This week we will take up the last slogan in the section on transforming bad circumstances – Whatever you meet unexpectedly, join with meditation. Or Norman Fisher’s version – whatever you meet is the path. Several of the slogans in this section point us back to the cushion. Slogans like transform all mishaps into the path, drive all blames into and even the practicing with the four methods from the last two weeks seem to emphasis the importance or value of turning inward for answers.

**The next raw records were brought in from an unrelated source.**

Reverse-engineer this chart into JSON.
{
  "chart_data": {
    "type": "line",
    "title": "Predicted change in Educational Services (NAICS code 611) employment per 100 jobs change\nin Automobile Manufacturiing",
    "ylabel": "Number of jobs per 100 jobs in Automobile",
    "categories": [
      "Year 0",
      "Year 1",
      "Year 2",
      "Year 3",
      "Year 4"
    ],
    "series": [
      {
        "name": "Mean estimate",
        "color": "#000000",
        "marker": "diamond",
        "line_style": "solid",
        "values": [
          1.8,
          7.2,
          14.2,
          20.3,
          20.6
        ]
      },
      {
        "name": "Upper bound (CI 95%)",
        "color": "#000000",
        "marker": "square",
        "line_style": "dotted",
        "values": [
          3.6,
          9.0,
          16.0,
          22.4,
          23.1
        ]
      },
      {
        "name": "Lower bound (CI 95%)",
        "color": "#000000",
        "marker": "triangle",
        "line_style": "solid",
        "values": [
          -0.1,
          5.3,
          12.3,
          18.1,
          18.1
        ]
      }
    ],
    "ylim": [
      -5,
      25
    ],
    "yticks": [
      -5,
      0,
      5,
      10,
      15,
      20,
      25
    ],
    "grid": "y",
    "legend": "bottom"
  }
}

I think this is because at it’s core – meditation, mindfulness, Buddhism and/or emptiness – (whatever you call your practice) is about returning again and again to the stability of the breath. All practitioners understand, both intellectually and empirically, that whatever arises in meditation will fade away. Our whole practice is around learning how to let go. We try to release our resistance to the presence of some unpleasantness. We try to observe when we are lost in thought, let go and return to the breath. We try to sense into the felt sense of leaning into pleasure by relaxing and letting the moment pass. Our entire mediation period can become a process of grasping, resisting, thinking and letting go.
But then we get up off the cushion and go about life getting caught up in every little detail or situation that comes into existence. This slogan is about learning to live our lives like we practice on the cushion. What if we were to see the situations and circumstances in our lives as passing thoughts or stories? What if we could observed everyday experiences from unentangled awareness rather than from some entangled web of control? All it takes is a willingness to see all life as meditation.
When you think about it, that’s all that is really happening. Sounds, sensations, thoughts, images all arise unexpectedly in meditation just as with life off the cushion. Learning to let the sounds, sensations, thoughts and images simply rise and fall, appear and pass away is what brings peace and relaxation to our sit. The mind can become gathered and still when it no longer has to chase after every thought, sound, sensation and image. If we were to hold all life in this same manner, we would began to experience the same degree of stillness as we go about our daily activities.
So the invitation is to join whatever shows up in life with your meditation. What do you think the implications of this could be? Do you think it is possible to get as still in your daily activities as you are in meditation? What if you are not still in meditation, do you still bring the unexpected to the cushion? What do you think?